AstraZeneca ist alle


Bei der Landespressekonferenz winkte Gesundheitsministerin Daniela Behrens dann ab - man wolle einer solchen Regelung nicht im Weg stehen, halte es aber in Niedersachsen für eine "Phantomdebatte", da es keine Vorräte an AstraZeneca gebe. Eine Anfrage bei Oliver Grimm, Sprecher des Landesgesundheitsministeriums, bringt Klarheit: "Wir verimpfen halt alles. Alle Bundesländer bekommen anteilig gleich viel. Niedersachsen verimpft jeden Tag 10.000 Dosen von AstraZeneca." Es habe mal eine Zeit lang höhere Bestände gegeben, diese seien aber mit dem "Impfwochenende" abgeschmolzen worden. "Die Debatte ist krude, dass man denkt, das Zeug liegt irgendwo rum. Das Hauptproblem der Impfdebatte ist nicht, dass wir nicht genug Impfwillige haben, sondern dass wir nicht genug Impfstoff haben". Auch die Aussage, dass die Impfzentren nicht unter Volllast liefen, könne Grimm nicht nachvollziehen: "Es kann sein, dass manche Impfzentren theoretisch in der Lage wären ihre Kapazitäten zu erweitern, wenn denn mehr Impfstoffe da wären", setzt der Sprecher an und erklärt: "Es gibt aber mit dem Bund eine Vereinbarung die Impfstofflieferungen 'einzufrieren'. Das Land kriegt seinen Anteil und jeglicher Überschuss geht an die Hausarztpraxen." Das was komme, werde zeitnah und schnell verimpft. "Aufseiten der Impfzentren ist nicht damit zu rechnen, dass sich das massiv steigern lässt. Wir werden über 40.000 Impfungen am Tag in Niedersachsen nicht hinauskommen."
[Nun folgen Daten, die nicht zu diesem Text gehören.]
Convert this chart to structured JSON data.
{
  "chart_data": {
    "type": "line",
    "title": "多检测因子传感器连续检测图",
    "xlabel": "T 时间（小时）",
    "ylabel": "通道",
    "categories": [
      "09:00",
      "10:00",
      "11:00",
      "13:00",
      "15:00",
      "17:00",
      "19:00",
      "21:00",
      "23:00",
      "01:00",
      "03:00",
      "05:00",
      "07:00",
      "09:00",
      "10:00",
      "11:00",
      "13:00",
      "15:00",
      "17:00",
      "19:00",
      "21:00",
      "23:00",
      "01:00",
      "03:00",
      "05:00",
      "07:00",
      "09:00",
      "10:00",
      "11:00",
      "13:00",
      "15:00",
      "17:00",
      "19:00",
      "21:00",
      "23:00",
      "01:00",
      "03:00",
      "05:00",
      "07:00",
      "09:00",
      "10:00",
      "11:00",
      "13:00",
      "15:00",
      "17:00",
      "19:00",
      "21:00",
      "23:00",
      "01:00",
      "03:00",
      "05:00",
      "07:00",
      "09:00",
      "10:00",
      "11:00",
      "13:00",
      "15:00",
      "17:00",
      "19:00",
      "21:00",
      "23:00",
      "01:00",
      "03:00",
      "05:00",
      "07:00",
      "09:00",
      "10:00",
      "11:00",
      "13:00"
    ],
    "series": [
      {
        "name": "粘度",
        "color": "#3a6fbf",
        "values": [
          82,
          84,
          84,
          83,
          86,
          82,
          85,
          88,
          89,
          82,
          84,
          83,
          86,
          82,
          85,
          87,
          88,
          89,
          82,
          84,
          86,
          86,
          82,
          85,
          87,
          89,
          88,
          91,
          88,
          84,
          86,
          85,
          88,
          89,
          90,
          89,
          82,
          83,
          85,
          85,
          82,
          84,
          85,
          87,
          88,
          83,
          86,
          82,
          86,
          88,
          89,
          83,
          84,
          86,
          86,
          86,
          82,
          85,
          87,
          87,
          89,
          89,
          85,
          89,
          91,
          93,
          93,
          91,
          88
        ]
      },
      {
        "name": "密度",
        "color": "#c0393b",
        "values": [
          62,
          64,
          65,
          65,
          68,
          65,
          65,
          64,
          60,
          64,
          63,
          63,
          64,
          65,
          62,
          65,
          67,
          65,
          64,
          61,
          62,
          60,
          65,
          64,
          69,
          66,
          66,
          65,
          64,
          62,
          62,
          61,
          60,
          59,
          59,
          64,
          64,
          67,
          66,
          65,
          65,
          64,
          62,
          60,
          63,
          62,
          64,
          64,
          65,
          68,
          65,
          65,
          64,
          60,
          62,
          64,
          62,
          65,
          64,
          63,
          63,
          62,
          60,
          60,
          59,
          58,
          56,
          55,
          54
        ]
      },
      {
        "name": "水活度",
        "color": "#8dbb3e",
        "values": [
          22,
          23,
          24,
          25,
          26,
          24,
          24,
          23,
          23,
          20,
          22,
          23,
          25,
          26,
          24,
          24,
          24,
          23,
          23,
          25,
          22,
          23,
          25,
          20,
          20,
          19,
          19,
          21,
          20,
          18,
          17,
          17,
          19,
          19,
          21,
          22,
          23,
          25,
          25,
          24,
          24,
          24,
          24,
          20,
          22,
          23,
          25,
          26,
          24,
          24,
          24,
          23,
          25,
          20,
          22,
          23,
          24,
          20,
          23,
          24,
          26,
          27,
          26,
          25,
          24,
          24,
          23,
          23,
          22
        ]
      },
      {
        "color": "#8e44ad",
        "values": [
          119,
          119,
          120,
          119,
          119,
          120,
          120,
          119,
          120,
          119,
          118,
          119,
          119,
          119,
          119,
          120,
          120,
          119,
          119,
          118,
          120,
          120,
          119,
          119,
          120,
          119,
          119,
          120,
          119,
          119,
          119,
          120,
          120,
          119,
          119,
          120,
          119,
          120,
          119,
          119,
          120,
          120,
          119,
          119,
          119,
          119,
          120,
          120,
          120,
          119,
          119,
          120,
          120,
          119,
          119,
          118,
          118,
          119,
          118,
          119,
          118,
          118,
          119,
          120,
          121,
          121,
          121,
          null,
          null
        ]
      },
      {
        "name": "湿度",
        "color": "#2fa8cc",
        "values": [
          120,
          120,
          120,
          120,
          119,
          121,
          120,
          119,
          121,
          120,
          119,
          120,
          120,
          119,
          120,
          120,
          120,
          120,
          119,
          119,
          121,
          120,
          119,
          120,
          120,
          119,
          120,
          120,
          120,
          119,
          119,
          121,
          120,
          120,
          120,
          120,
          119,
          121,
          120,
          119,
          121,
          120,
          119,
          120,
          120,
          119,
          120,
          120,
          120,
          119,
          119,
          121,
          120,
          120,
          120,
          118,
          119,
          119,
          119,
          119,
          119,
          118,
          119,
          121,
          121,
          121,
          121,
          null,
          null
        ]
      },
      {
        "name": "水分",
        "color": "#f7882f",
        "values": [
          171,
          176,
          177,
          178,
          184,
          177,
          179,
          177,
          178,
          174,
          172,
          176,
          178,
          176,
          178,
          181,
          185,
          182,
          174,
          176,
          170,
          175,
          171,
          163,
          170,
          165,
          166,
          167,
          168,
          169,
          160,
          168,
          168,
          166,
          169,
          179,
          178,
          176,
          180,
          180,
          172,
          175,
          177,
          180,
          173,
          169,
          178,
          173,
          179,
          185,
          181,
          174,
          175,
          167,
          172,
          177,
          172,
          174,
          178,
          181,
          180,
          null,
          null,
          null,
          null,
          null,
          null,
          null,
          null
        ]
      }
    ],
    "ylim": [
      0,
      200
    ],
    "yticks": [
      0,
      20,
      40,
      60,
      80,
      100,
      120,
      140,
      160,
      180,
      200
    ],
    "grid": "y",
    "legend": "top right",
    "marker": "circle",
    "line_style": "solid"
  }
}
Verzögerungen bei der Öffnung von Prio-Gruppe 3


Grimm halte es im Rückblick für eine sehr kluge Maßnahme, die Prio-Gruppe 3 erst so spät zu öffnen. Auch das sei ein Grund, warum man die AstraZeneca Impfstoffe so schnell "los geworden" sei. So seien beispielsweise am 27. April gezielt Impftermine mit AstraZeneca für alle über 60 freigegeben worden. "Wer sich da angemeldet hatte wusste, woran er ist, dass er nur AstraZeneca bekommt. Das hat zu sehr viel weniger Ausfällen geführt, weil die Leute nicht erst im Impfzentrum erfahren haben, welchen Wirkstoff sie erhalten."


Darüber hinaus würde man insgesamt keine größeren Lieferungen von AstraZeneca mehr erwarten: "In der Kalenderwoche 19 erwarten wir 7.200 Dosen, nächste Woche 38.400 Dosen und die Woche darauf 26.400", liest Grimm vor und erklärt abschließend: "Zum Vergleich: Von Biontech bekommen wir 190.000 Dosen. Der Anteil von AstraZeneca an der Impfkampagne nimmt insgesamt ab."